Detailed information, including details about step execution, is available in the REST API. This is one way you could have a cleanup workflow determine what needs to be cleaned up. But, Cloudflare's REST APIs are heavily rate limited: you get 1200 requests per 5 minutes. Depending on your scale, this might be plenty, or it might round to zero (especially considering it's shared with other APIs).
§Platform Limits
There are various platform limits applied to workflows, some of which are inherited from the workers limits (since workflows are implemented atop workers).
You can only create 100 workflows per 10 seconds. This is quite restrictive. You can get higher throughput using the createBatch
API:
Create (trigger) a batch of new instance of the given Workflow, up to 100 instances at a time.
This is useful when you are scheduling multiple instances at once. A call to createBatch is treated the same as a call to create (for a single instance) and allows you to work within the instance creation limit.
You can achieve batching by sending your events to a queue rather than directly creating workflows. Your consumer can dequeue batches, and create the set of workflows in a single call. It's important to use a consistent workflow ID in this scenario in order to avoid creating duplicate workflows for retried or duplicate events.
You're limited to 25 concurrent instances on the free tier or 4500 on the paid tier. Given the paid tier is $25 / month, this is very good bang for the buck compared to other cloud offerings like Inngest and Trigger.dev.
Both limits are account-wide, not per workflow. If you have several different workflows and moderate traffic, you can easily hit the create rate limit.

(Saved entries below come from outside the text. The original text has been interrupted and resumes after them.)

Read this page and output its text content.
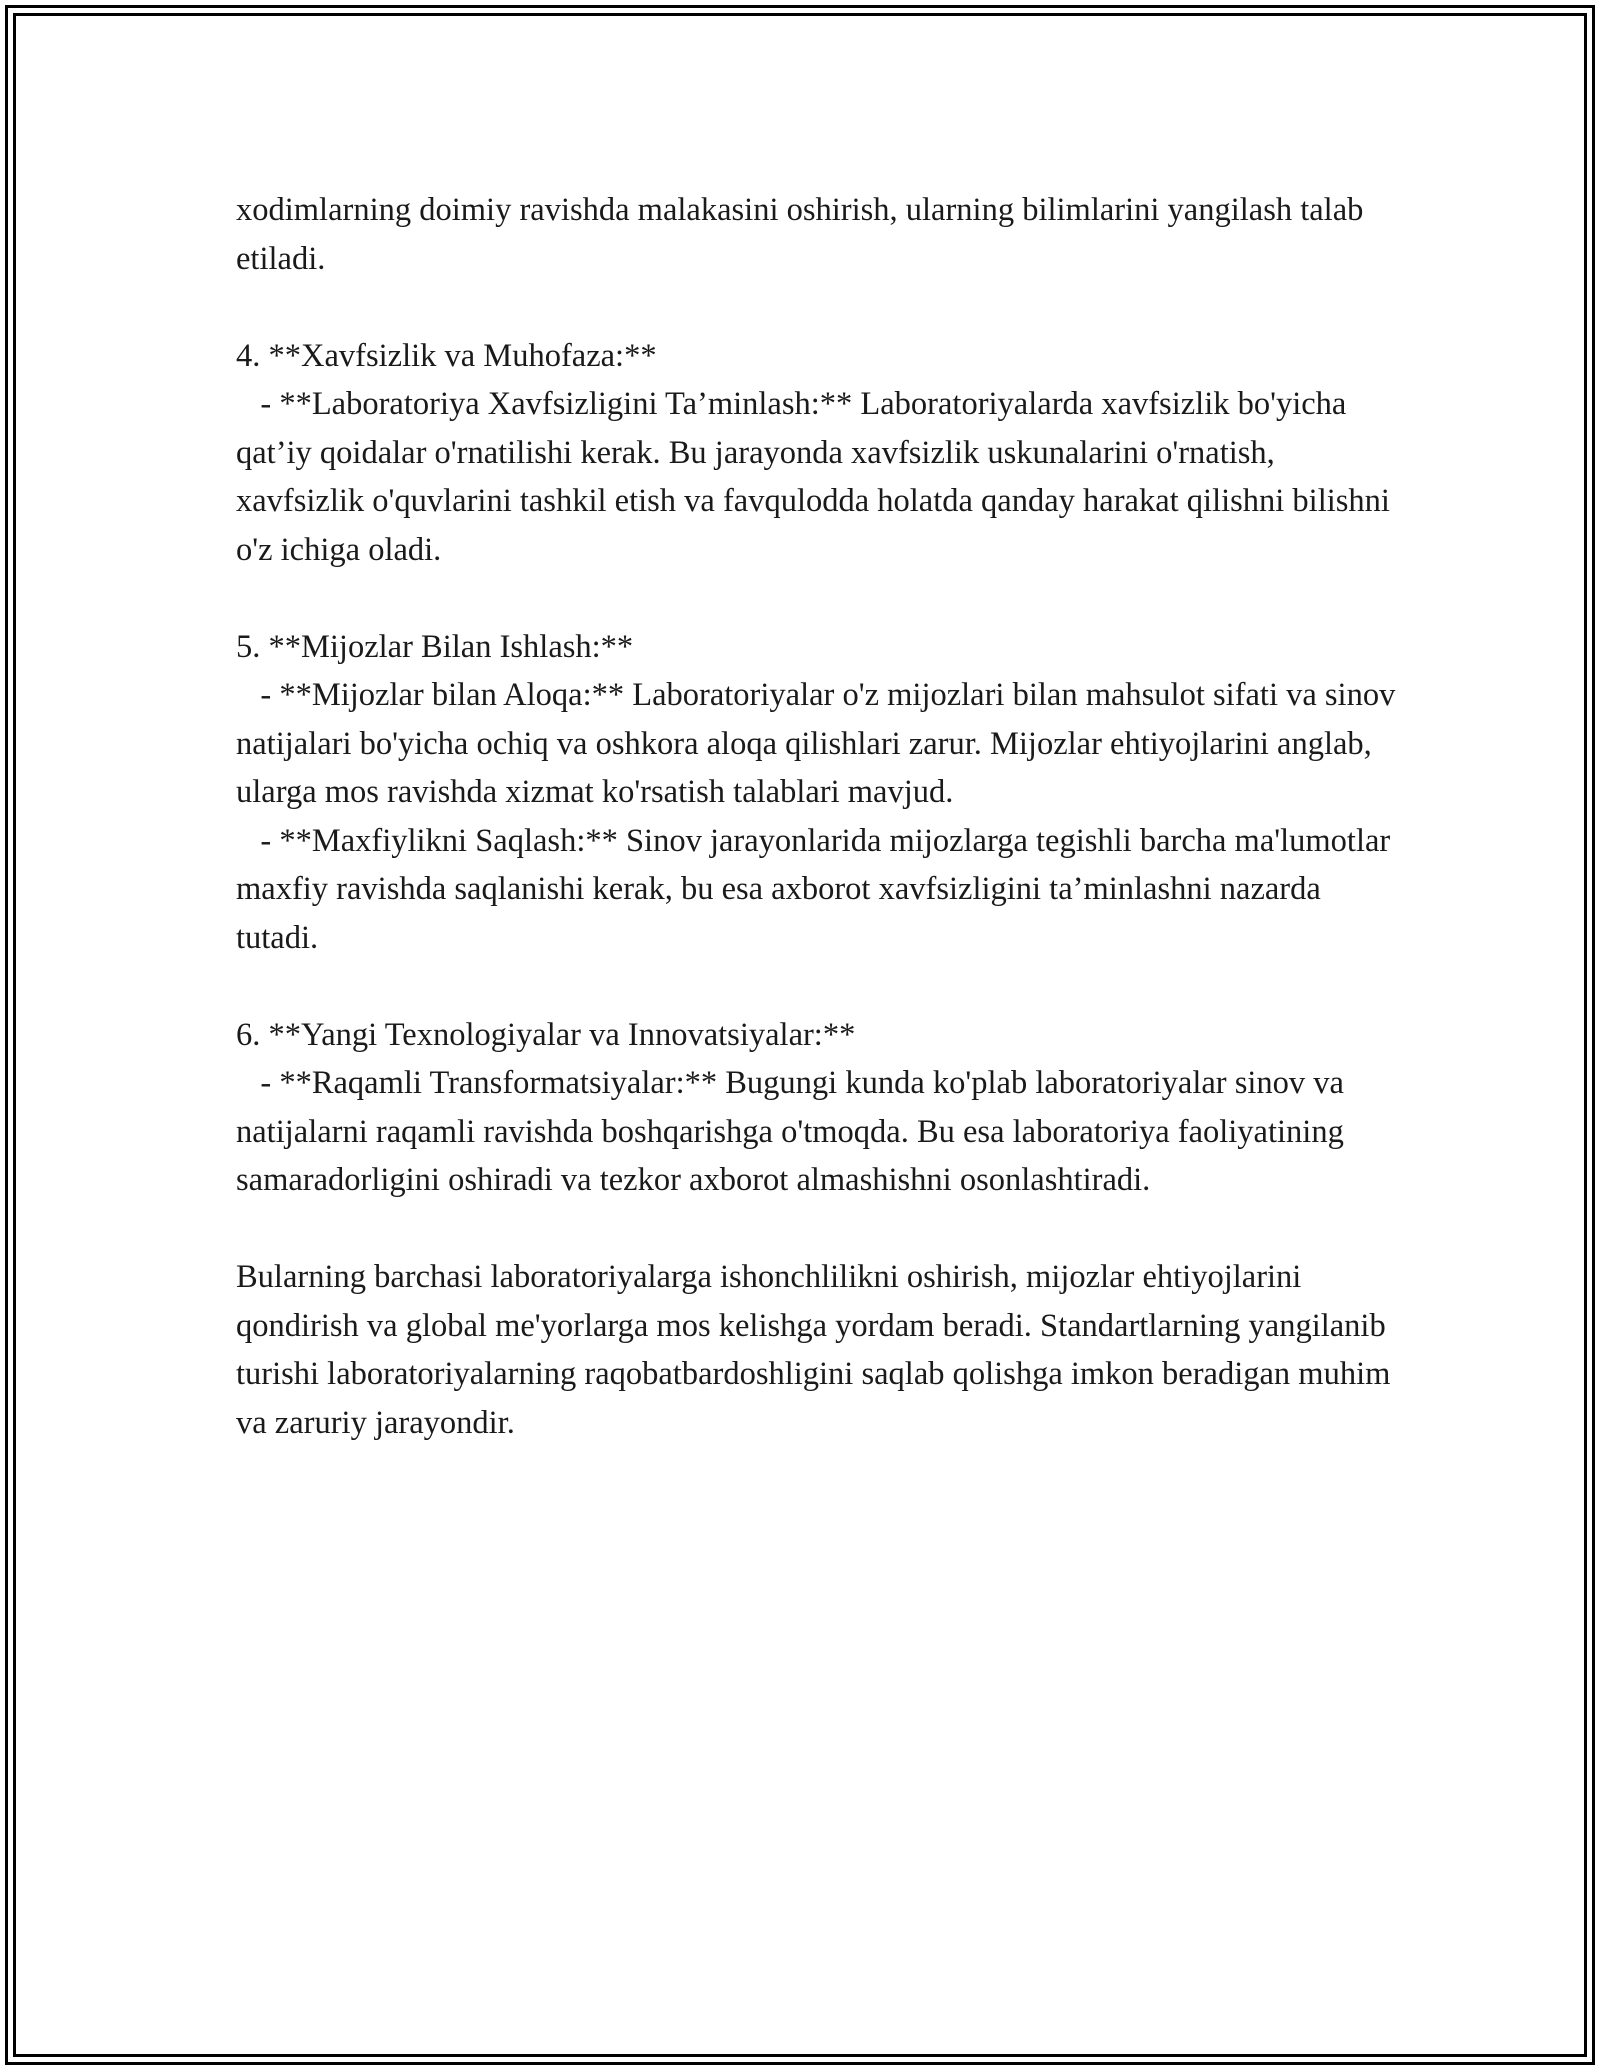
xodimlarning doimiy ravishda malakasini oshirish, ularning bilimlarini yangilash talab etiladi.

4. **Xavfsizlik va Muhofaza:**

- **Laboratoriya Xavfsizligini Ta’minlash:** Laboratoriyalarda xavfsizlik bo'yicha qat’iy qoidalar o'rnatilishi kerak. Bu jarayonda xavfsizlik uskunalarini o'rnatish, xavfsizlik o'quvlarini tashkil etish va favqulodda holatda qanday harakat qilishni bilishni o'z ichiga oladi.

5. **Mijozlar Bilan Ishlash:**

- **Mijozlar bilan Aloqa:** Laboratoriyalar o'z mijozlari bilan mahsulot sifati va sinov natijalari bo'yicha ochiq va oshkora aloqa qilishlari zarur. Mijozlar ehtiyojlarini anglab, ularga mos ravishda xizmat ko'rsatish talablari mavjud.

- **Maxfiylikni Saqlash:** Sinov jarayonlarida mijozlarga tegishli barcha ma'lumotlar maxfiy ravishda saqlanishi kerak, bu esa axborot xavfsizligini ta’minlashni nazarda tutadi.

6. **Yangi Texnologiyalar va Innovatsiyalar:**

- **Raqamli Transformatsiyalar:** Bugungi kunda ko'plab laboratoriyalar sinov va natijalarni raqamli ravishda boshqarishga o'tmoqda. Bu esa laboratoriya faoliyatining samaradorligini oshiradi va tezkor axborot almashishni osonlashtiradi.

Bularning barchasi laboratoriyalarga ishonchlilikni oshirish, mijozlar ehtiyojlarini qondirish va global me'yorlarga mos kelishga yordam beradi. Standartlarning yangilanib turishi laboratoriyalarning raqobatbardoshligini saqlab qolishga imkon beradigan muhim va zaruriy jarayondir.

Other limits, like 1024 steps per workflow and max 1GB instance state (100 MB on the free tier), are not much different from other offerings.
§Developing with Wrangler
When developing with wrangler
locally, none of these limits are enforced. So, it's possible to shoot yourself in the foot and develop something that will work locally but fail in production. If you've used Cloudflare Workers before, you've probably experienced this. It's one of the more annoying things about developing for Cloudflare.
§Workflow Versioning
Making changes to durable workflows is tricky. Cloudflare has no documentation around this. You're on your own, so be careful. I haven't experimented with upgrading a workflow and I'm guessing some general principles will hold:
- Appending a step to the end of a workflow should always be fine
- Adding a step in the middle of a workflow is probably going to cause a problem
- if you change the result type of a step, you should be sure wherever its consumed can also use the previous type
§The Verdict
Cloudflare Workflows is a basic implementation of durable execution. For the indie dev already on Cloudflare, it can be a fine choice, though the DX of Trigger.dev and Inngest is generally better. Each of those include React SDKs to subscribe to workflow outputs and status changes, and include some features to help develop AI workflows.
Bigger users need to carefully evaluate the limits, particularly workflow creation rate limits, and decide if they're acceptable. I'm guessing Cloudflare is more than willing to increase these limits for certain customers, but it might cost you.